The suanpan style of abacus is also referred to as a 2/5 abacus. The 2/5 style survived unchanged until about 1850, at which time the 1/5 (one bead on the top deck and five beads on the bottom deck) abacus appeared.
♦ "In the famous long scroll Along the River During Qing Ming Festival painted by Zhang Zeduan (1085-1145) [a native of Dongwu (present Zhucheng, Shandong)] during the Song Dynasty (960-1279), a 15 column suanpan is clearly seen lying beside an account book and doctor's prescriptions on the counter of an apothecary.

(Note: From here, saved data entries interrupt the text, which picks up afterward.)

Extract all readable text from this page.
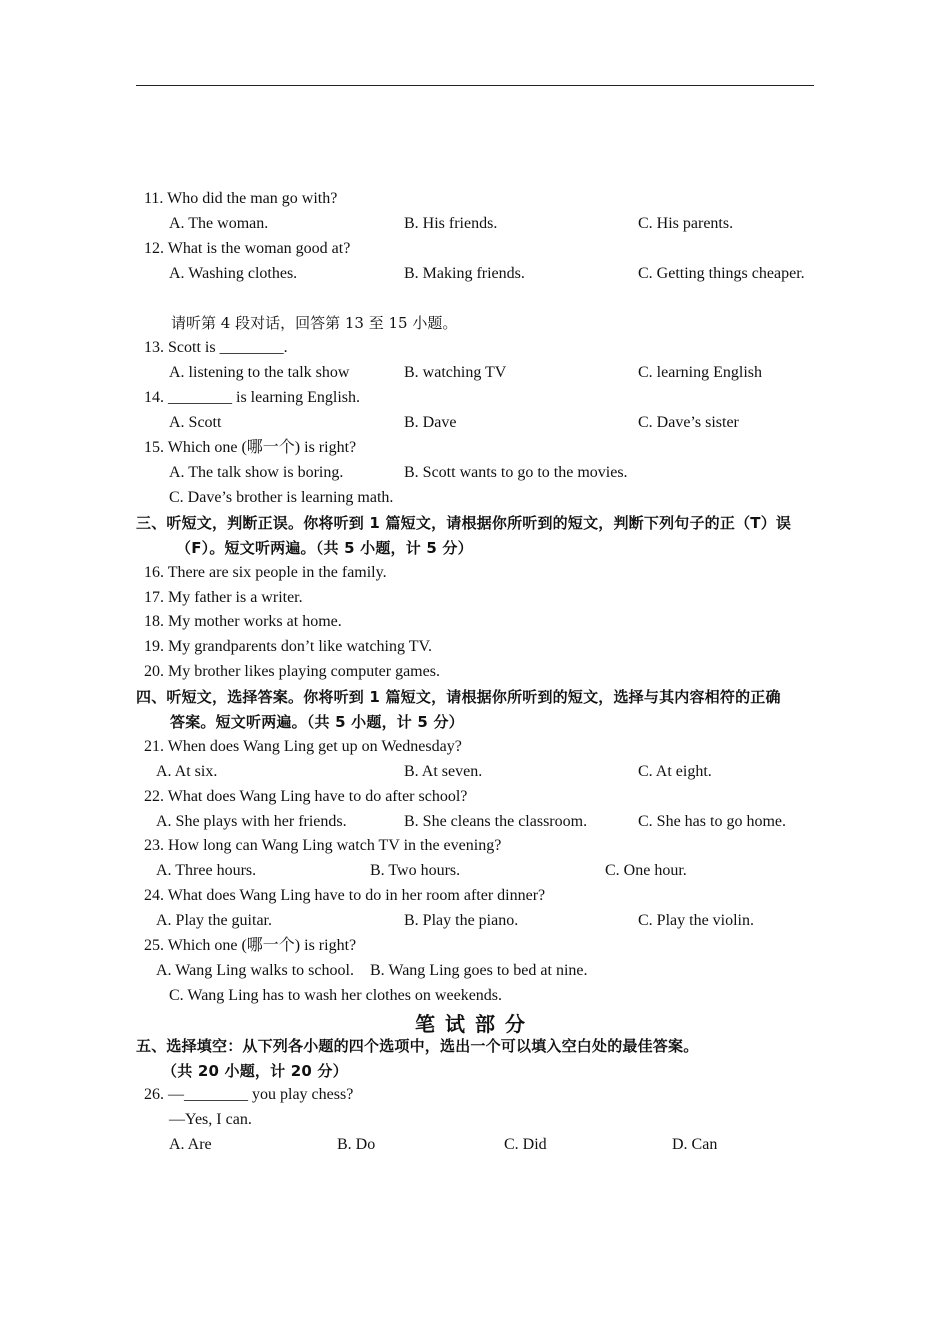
11. Who did the man go with?
A. The woman.	B. His friends.	C. His parents.
12. What is the woman good at?
A. Washing clothes.	B. Making friends.	C. Getting things cheaper.
请听第 4 段对话，回答第 13 至 15 小题。
13. Scott is ________.
A. listening to the talk show	B. watching TV	C. learning English
14. ________ is learning English.
A. Scott	B. Dave	C. Dave’s sister
15. Which one (哪一个) is right?
A. The talk show is boring.	B. Scott wants to go to the movies.
C. Dave’s brother is learning math.
三、听短文，判断正误。你将听到 1 篇短文，请根据你所听到的短文，判断下列句子的正（T）误
（F）。短文听两遍。（共 5 小题，计 5 分）
16. There are six people in the family.
17. My father is a writer.
18. My mother works at home.
19. My grandparents don’t like watching TV.
20. My brother likes playing computer games.
四、听短文，选择答案。你将听到 1 篇短文，请根据你所听到的短文，选择与其内容相符的正确
答案。短文听两遍。（共 5 小题，计 5 分）
21. When does Wang Ling get up on Wednesday?
A. At six.	B. At seven.	C. At eight.
22. What does Wang Ling have to do after school?
A. She plays with her friends.	B. She cleans the classroom.	C. She has to go home.
23. How long can Wang Ling watch TV in the evening?
A. Three hours.	B. Two hours.	C. One hour.
24. What does Wang Ling have to do in her room after dinner?
A. Play the guitar.	B. Play the piano.	C. Play the violin.
25. Which one (哪一个) is right?
A. Wang Ling walks to school. B. Wang Ling goes to bed at nine.
C. Wang Ling has to wash her clothes on weekends.
笔试部分
五、选择填空：从下列各小题的四个选项中，选出一个可以填入空白处的最佳答案。
（共 20 小题，计 20 分）
26. —________ you play chess?
—Yes, I can.
A. Are	B. Do	C. Did	D. Can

"The similarity of the Roman abacus to the Chinese one suggests that one could have inspired the other, as there is some evidence of a trade relationship between the Roman Empire and China. However, no direct connection can be demonstrated, and the similarity of the abaci may be coincidental, both ultimately arising from counting with five fingers per hand. Where the Roman model and Chinese model (like most modern Japanese) has 4 plus 1 bead per decimal place, the old version of the Chinese suanpan has 5 plus 2, allowing less challenging arithmetic algorithms, and also allowing use with a hexadecimal numeral system. Instead of running on wires as in the Chinese and Japanese models, the beads of Roman model run in grooves, presumably making arithmetic calculations much slower.

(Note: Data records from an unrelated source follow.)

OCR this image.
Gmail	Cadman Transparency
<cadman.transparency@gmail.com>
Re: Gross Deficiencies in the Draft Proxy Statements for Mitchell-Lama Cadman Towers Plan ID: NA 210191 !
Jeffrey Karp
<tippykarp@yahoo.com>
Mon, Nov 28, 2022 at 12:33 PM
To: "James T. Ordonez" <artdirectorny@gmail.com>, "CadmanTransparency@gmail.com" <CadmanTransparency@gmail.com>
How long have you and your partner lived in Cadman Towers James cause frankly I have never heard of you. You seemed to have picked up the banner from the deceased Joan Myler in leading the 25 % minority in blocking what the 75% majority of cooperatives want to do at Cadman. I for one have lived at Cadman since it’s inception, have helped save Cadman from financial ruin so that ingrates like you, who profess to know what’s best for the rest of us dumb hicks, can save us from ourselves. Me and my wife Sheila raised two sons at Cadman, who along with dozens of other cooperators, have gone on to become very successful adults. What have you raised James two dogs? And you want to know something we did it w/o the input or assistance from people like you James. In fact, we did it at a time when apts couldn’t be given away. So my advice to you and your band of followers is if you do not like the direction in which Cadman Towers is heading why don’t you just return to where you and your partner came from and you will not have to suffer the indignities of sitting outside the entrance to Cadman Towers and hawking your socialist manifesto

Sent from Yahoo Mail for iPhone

"Another possible source of the suanpan is Chinese counting rods, which operated with a decimal system but lacked the concept of a zero as a place holder. The zero was probably introduced to the Chinese in the Tang Dynasty (618-907) when travel in the Indian Ocean and the Middle East would have provided direct contact with India and Islam allowing them to acquire the concept of zero and the decimal point from Indian and Islamic merchants and mathematicians."